The shift from the oppressive dugout to the movement outside mirrors a change in tempo but not in tone. The trenches and shattered trees, described with stark, tactile details, feel claustrophobic despite being in the open air. The sky, with its fleeting glimpse of stars, offers a momentary contrast to the carnage, but it’s an inaccessible peace, underscoring the soldiers’ disconnection from any semblance of normal life.

There’s a haunting irony in the names used, such as “Happy Valley,” juxtaposed with the desolation of their surroundings. Even moments of routine—forming ranks, obeying whispered commands—feel hollow and mechanical, like rituals performed out of habit rather than purpose. The officer’s voice, cracking and barely controlled, reflects the collective weariness of leadership and rank alike. His ash-stick, an almost frail symbol of authority, contrasts with the men’s rifles, emphasizing their shared vulnerability.

The gulf between those who have been in the “show” and those who haven’t is sharply drawn. The camp-details watching them return embody a subdued respect but also a fundamental separation, reinforcing the isolating experience of combat. The moment of dismissal, where discipline dissolves and men scatter to their tents, is poignant—less a release and more a collapse. It encapsulates how war fragments not only bodies but spirits, leaving even the survivors diminished and disoriented.

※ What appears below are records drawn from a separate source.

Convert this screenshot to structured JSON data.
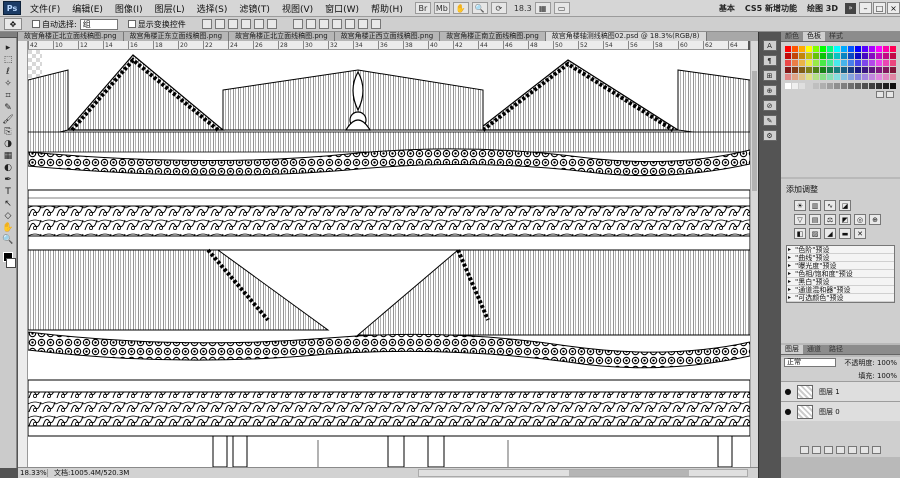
{
  "app": {
    "logo": "Ps"
  },
  "menu": [
    "文件(F)",
    "编辑(E)",
    "图像(I)",
    "图层(L)",
    "选择(S)",
    "滤镜(T)",
    "视图(V)",
    "窗口(W)",
    "帮助(H)"
  ],
  "menubar_tools": {
    "zoom_value": "18.3"
  },
  "workspaces": [
    "基本",
    "CS5 新增功能",
    "绘图 3D"
  ],
  "workspace_ext": "»",
  "window_controls": [
    "–",
    "□",
    "×"
  ],
  "options": {
    "auto_select_label": "自动选择:",
    "auto_select_value": "组",
    "show_transform_label": "显示变换控件"
  },
  "tools": [
    "▸",
    "⬚",
    "ℓ",
    "✧",
    "⌗",
    "✎",
    "🖌",
    "⎘",
    "◑",
    "▦",
    "◐",
    "✒",
    "T",
    "↖",
    "◇",
    "✋",
    "🔍"
  ],
  "tabs": [
    "故宫角楼正北立面线稿图.png",
    "故宫角楼正东立面线稿图.png",
    "故宫角楼正北立面线稿图.png",
    "故宫角楼正西立面线稿图.png",
    "故宫角楼正南立面线稿图.png",
    "故宫角楼轴测线稿图02.psd @ 18.3%(RGB/8)"
  ],
  "ruler": [
    "42",
    "10",
    "12",
    "14",
    "16",
    "18",
    "20",
    "22",
    "24",
    "26",
    "28",
    "30",
    "32",
    "34",
    "36",
    "38",
    "40",
    "42",
    "44",
    "46",
    "48",
    "50",
    "52",
    "54",
    "56",
    "58",
    "60",
    "62",
    "64"
  ],
  "status": {
    "zoom": "18.33%",
    "doc": "文档:1005.4M/520.3M"
  },
  "dock": [
    "A",
    "¶",
    "⊞",
    "⊕",
    "⊘",
    "✎",
    "⚙"
  ],
  "swatches_panel": {
    "tabs": [
      "颜色",
      "色板",
      "样式"
    ]
  },
  "adjustments": {
    "title": "添加调整",
    "presets": [
      "\"色阶\"预设",
      "\"曲线\"预设",
      "\"曝光度\"预设",
      "\"色相/饱和度\"预设",
      "\"黑白\"预设",
      "\"通道混和器\"预设",
      "\"可选颜色\"预设"
    ]
  },
  "layers_panel": {
    "tabs": [
      "图层",
      "通道",
      "路径"
    ],
    "blend_mode": "正常",
    "opacity_label": "不透明度: 100%",
    "fill_label": "填充: 100%",
    "layers": [
      {
        "name": "图层 1",
        "visible_mark": "●",
        "selected": false
      },
      {
        "name": "图层 0",
        "visible_mark": "●",
        "selected": false
      }
    ]
  },
  "colors": {
    "ui_dark": "#535353",
    "panel": "#cfcfcf"
  }
}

The closing image, of a tailor casually spitting after observing the scene, adds an unsettling touch of normalcy. It grounds the narrative in the mundane, contrasting sharply with the enormity of what the soldiers have endured. The extract is steeped in the small, unspoken details of war: exhaustion, disconnection, and the quiet perseverance of men bound together by duty but divided by trauma. It is an unvarnished, deeply human portrayal of the experience of war, devoid of heroics yet filled with resilience.